Aguila Golf Course is a City of Phoenix municipal course designed by Gary Panks that opened in 2010 in the fast-growing community of Laveen. The layout stretches nearly 7,000 yards and features desert vegetation, strategic bunkering, and views of the South Mountain and Estrella Mountain ranges.
History
Aguila Golf Course opened in 2002 as the newest addition to the City of Phoenix's municipal golf portfolio, built on the former Alvord family farm in Laveen Village on the southwest edge of Phoenix.

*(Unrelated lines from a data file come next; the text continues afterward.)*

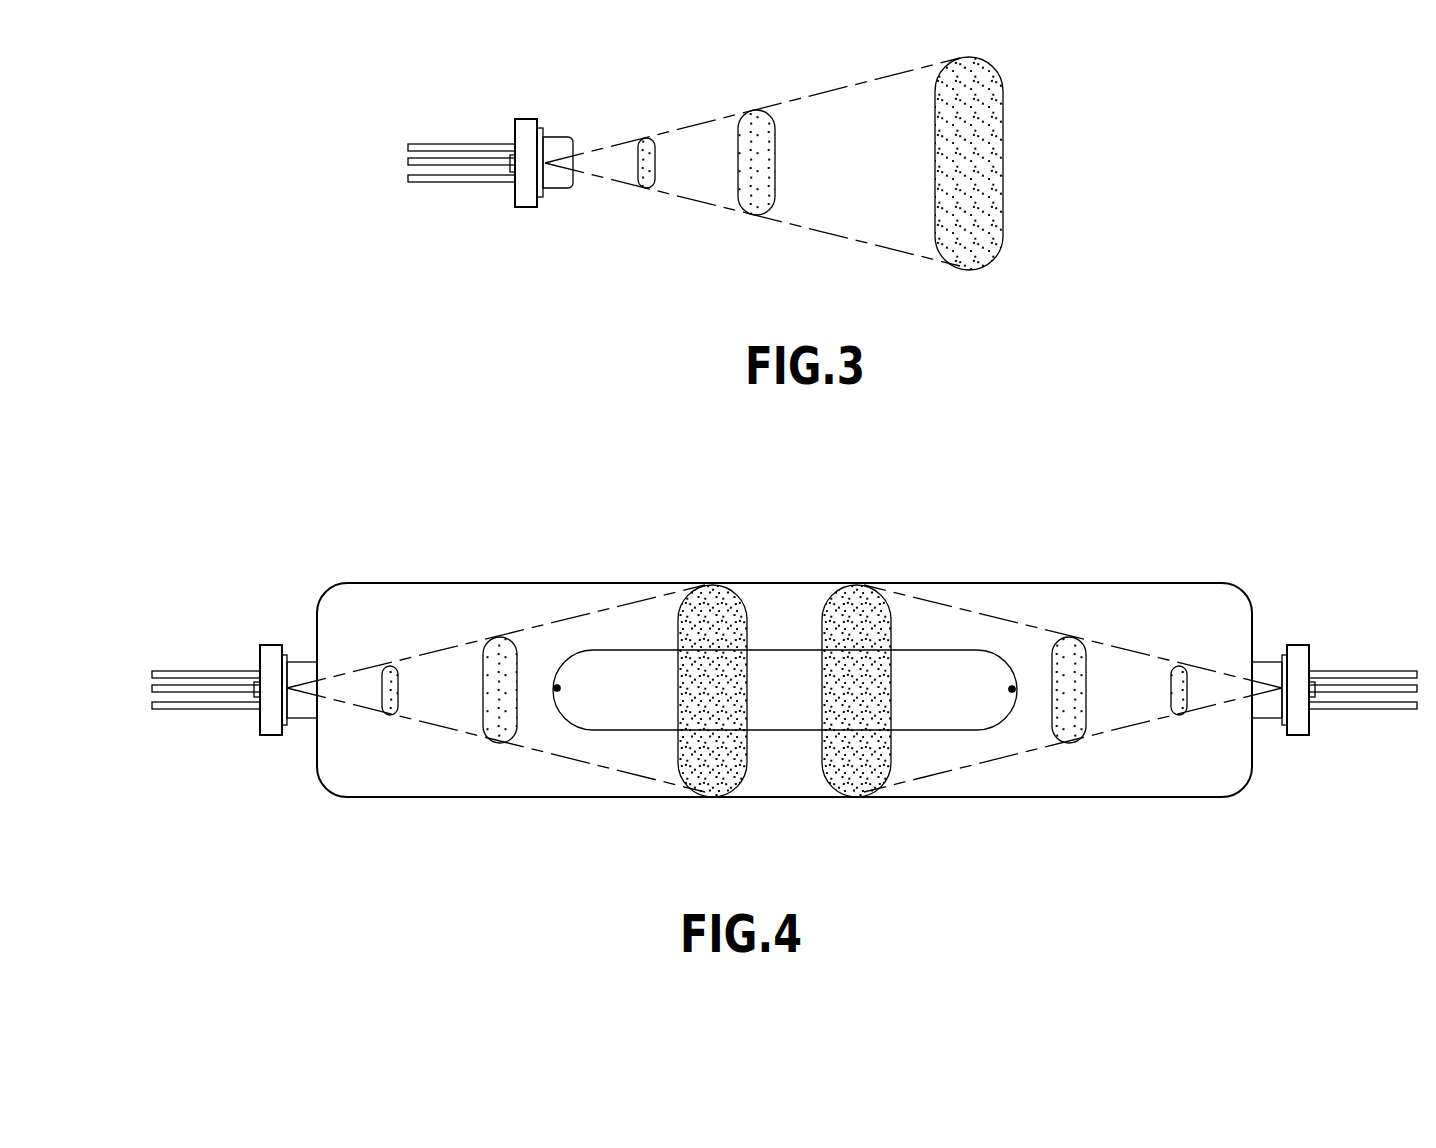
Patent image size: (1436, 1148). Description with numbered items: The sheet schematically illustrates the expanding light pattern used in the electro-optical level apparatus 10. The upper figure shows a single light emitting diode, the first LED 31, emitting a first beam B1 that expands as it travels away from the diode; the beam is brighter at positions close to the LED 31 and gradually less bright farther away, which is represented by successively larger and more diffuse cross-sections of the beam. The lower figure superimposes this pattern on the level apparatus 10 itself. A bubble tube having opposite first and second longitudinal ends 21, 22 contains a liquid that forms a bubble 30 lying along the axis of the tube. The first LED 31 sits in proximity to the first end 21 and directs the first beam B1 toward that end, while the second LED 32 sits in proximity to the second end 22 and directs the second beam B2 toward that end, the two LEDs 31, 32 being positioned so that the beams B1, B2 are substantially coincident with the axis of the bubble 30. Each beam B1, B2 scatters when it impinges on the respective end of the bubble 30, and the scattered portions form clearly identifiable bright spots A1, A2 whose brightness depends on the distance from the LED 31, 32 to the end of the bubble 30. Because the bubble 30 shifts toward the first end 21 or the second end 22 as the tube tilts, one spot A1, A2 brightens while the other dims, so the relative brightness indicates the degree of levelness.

In FIG. 4, the electro-optical level apparatus 10 is at (362, 518).
In FIG. 4, the first longitudinal end 21 is at (315, 747).
In FIG. 4, the second longitudinal end 22 is at (1255, 747).
In FIG. 4, the bubble 30 is at (937, 650).
In FIG. 3, the first light emitting diode 31 is at (527, 119).
In FIG. 4, the first light emitting diode 31 is at (268, 645).
In FIG. 4, the second light emitting diode 32 is at (1300, 645).
In FIG. 3, the first beam B1 is at (828, 90).
In FIG. 4, the first beam B1 is at (530, 627).
In FIG. 4, the second beam B2 is at (1043, 628).
In FIG. 4, the first bright spot A1 is at (557, 688).
In FIG. 4, the second bright spot A2 is at (1012, 689).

Designed by Gary Panks, the $6.5 million, 210-acre facility offers an 18-hole championship course and a 9-hole par-3 course — one of the more comprehensive municipal golf packages developed in Phoenix during the early 2000s. The course's name is the Spanish word for "eagle," and the Aguila logo adopts an ancient Aztec design — a reference to the cultural heritage of the Southwest and the Indigenous communities that inhabited the Laveen area long before Phoenix's development.
The site's agricultural history as the Alvord farm gives the course a sense of place rooted in the working landscape of the Salt River valley. Gary Panks, by 2002 one of Arizona's most prolific and respected course architects, designed Aguila to serve the Laveen community while also offering scenic views of the Sierra Estrella Mountains to the south and the Phoenix skyline to the north — a combination of natural and urban vistas that gives the course a distinctive visual character among Phoenix's municipal facilities. The championship course plays through the relatively flat terrain of the Salt River valley, with designed features providing the strategic variety that natural topography does not.

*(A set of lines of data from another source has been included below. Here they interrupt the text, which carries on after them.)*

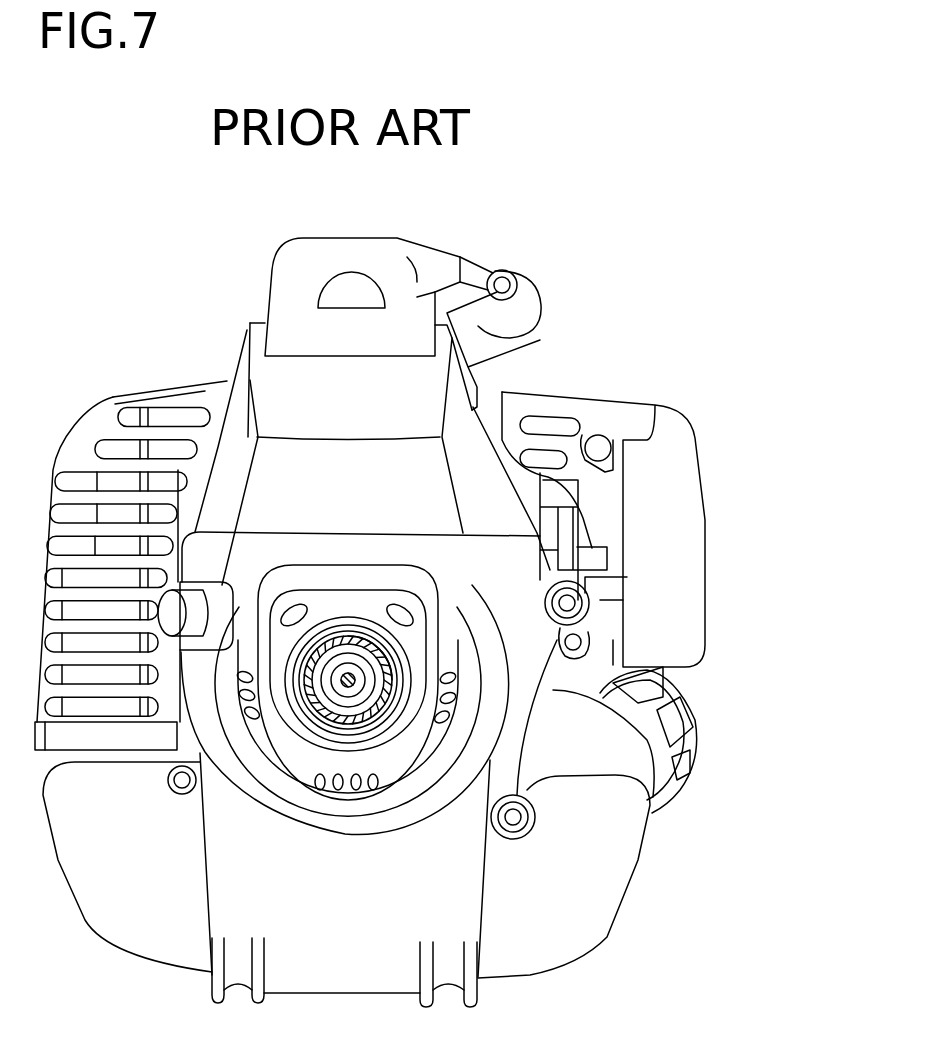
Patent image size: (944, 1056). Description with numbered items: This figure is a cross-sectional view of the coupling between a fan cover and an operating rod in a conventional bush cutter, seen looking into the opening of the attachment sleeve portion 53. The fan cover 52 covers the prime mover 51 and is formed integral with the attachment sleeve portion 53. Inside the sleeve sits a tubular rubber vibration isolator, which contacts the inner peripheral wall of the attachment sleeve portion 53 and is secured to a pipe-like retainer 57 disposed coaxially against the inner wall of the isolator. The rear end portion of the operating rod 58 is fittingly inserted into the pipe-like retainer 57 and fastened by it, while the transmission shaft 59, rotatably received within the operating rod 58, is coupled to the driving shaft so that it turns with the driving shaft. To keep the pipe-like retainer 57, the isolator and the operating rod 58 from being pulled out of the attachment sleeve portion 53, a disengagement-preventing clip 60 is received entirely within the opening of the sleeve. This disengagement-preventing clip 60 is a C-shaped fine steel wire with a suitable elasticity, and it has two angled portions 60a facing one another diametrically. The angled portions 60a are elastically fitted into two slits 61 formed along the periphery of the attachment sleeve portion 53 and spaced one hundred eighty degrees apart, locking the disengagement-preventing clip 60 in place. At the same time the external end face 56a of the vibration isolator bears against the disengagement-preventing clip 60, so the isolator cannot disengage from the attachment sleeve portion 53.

The prime mover 51 is at (570, 268).
The fan cover 52 is at (440, 637).
The attachment sleeve portion 53 is at (527, 790).
The external end face of the vibration isolator 56a is at (342, 627).
The pipe-like retainer 57 is at (372, 676).
The operating rod 58 is at (363, 723).
The transmission shaft 59 is at (340, 748).
The disengagement-preventing clip 60 is at (341, 592).
The angled portions 60a is at (400, 668).
The slits 61 is at (258, 668).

Laveen Village is one of Phoenix's most rapidly growing communities, transforming from agricultural land to residential neighborhoods at a pace driven by Phoenix's overall growth and the value of land southwest of downtown. The Aguila Golf Course has evolved from a facility serving a sparse agricultural community into one serving a dense residential neighborhood, with demand growing as the population base around the course has expanded dramatically. The 9-hole par-3 companion course at Aguila provides beginners and juniors with an accessible introduction to the game, supporting the City of Phoenix's golf programming mission of growing the game across all skill levels and demographics.